The physics system has been completely revamped, and mostly for the better I might add. Once you get used to the fact that some big crashes will hurl Niko across the street, it's not that much different than in previous GTA games. One problem is that most of the cars in GTA IV suck, and that the lorries are death traps. The new physics engine isn't too kind to bikes either.

But there some glaring problems that don't seem to have been addressed. Fans of the PS2 games will recall that after death or capture, the street you respawn on is always devoid of life (unless you were killed outside of a hospital). This is because it takes the game awhile to spawn cars and people, and as it can't drop them in front of you for some reason, they need to drive/walk around the corner into view. This has been carried over to GTA IV too, and that's quite bad. Again, it's counterproductive to have these problems as it goes against the whole "realism" theme Rockstar were going for.

There are few likable characters in GTA IV, and many of the fun ones get shot. Everyone seems to deal in drugs and the dialogue isn't all that great this time around. For some reason Niko is forced to kill a lot of his former employers in GTA IV too - I counted seven, with a further two being killed as the game progresses. There's a lot of angsty revenge in the atmosphere and everyone can hazard a guess on how the story might end. I don't know why all the characters seem to hate Ray Boccino. I hate Phil Bell because he thought it would be fun to keep killing himself during that one mission.

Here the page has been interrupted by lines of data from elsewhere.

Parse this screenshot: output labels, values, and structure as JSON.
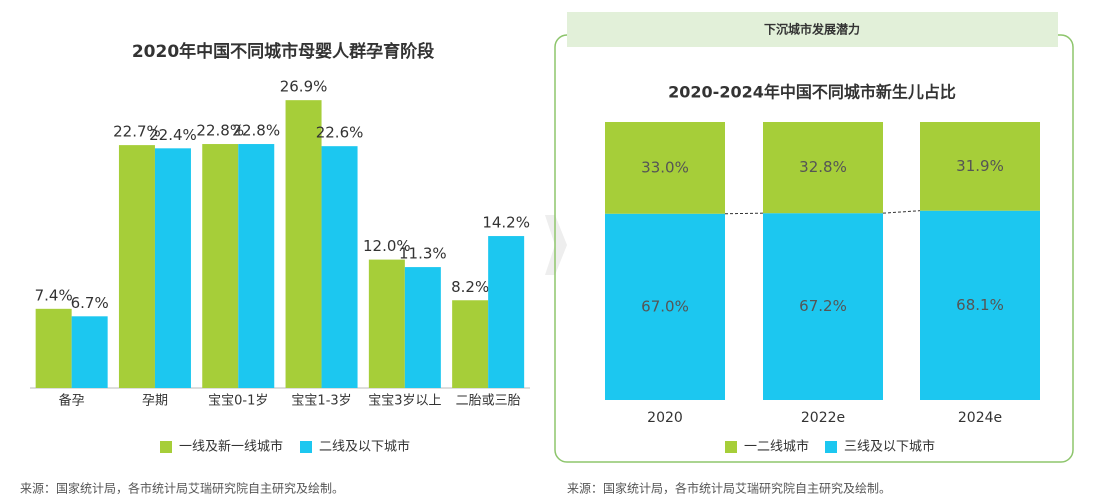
{
  "chart_data": [
    {
      "type": "bar",
      "title": "2020年中国不同城市母婴人群孕育阶段",
      "categories": [
        "备孕",
        "孕期",
        "宝宝0-1岁",
        "宝宝1-3岁",
        "宝宝3岁以上",
        "二胎或三胎"
      ],
      "series": [
        {
          "name": "一线及新一线城市",
          "color": "#a6ce39",
          "values": [
            7.4,
            22.7,
            22.8,
            26.9,
            12.0,
            8.2
          ],
          "value_labels": [
            "7.4%",
            "22.7%",
            "22.8%",
            "26.9%",
            "12.0%",
            "8.2%"
          ]
        },
        {
          "name": "二线及以下城市",
          "color": "#1cc7f0",
          "values": [
            6.7,
            22.4,
            22.8,
            22.6,
            11.3,
            14.2
          ],
          "value_labels": [
            "6.7%",
            "22.4%",
            "22.8%",
            "22.6%",
            "11.3%",
            "14.2%"
          ]
        }
      ],
      "ylim": [
        0,
        30
      ],
      "source": "来源：国家统计局，各市统计局艾瑞研究院自主研究及绘制。"
    },
    {
      "type": "stacked_bar",
      "panel_title": "下沉城市发展潜力",
      "title": "2020-2024年中国不同城市新生儿占比",
      "categories": [
        "2020",
        "2022e",
        "2024e"
      ],
      "series": [
        {
          "name": "一二线城市",
          "color": "#a6ce39",
          "values": [
            33.0,
            32.8,
            31.9
          ],
          "value_labels": [
            "33.0%",
            "32.8%",
            "31.9%"
          ]
        },
        {
          "name": "三线及以下城市",
          "color": "#1cc7f0",
          "values": [
            67.0,
            67.2,
            68.1
          ],
          "value_labels": [
            "67.0%",
            "67.2%",
            "68.1%"
          ]
        }
      ],
      "ylim": [
        0,
        100
      ],
      "source": "来源：国家统计局，各市统计局艾瑞研究院自主研究及绘制。"
    }
  ]
}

The other problem with setting the game in 2008 is the music restrictions. In Vice City the game was pumped up with 80s music for the nostalgia factor. In GTA IV it's difficult to know exactly what music defined the decade, so there's a big variety, most of it sucking because Rockstar probably didn't have the rights to play anything from that time. There's quite a lot of chatshows, which brings me onto another long standing GTA grudge - every time you turn on the console the radio starts from the same position, so you hear the same conversations time and time again. Surely we can fix that these days.

But despite the many weird choices and design flaws, GTA IV still ends up being one of the best games ever conceived. It has ten minutes worth of credits, so it's clear an enormous amount of effort went in to creating all of its in game content. In fact, the game manages to be "bigger" despite having a smaller map to work with, it's just let down by the fact important features were taken out. It's a generally fun game to play and I can only sit here and criticise it because the last two titles were video game legends. The multiplayer mode is probably great too.

I'd place good money on the idea that the next game will fix up most of these issues, anyway. Considering there were eventually five PS2 GTA games released for the console, I'd like to think another GTA game (that isn't an expansion pack) will show up before this generation is done. And it'll probably be perfect.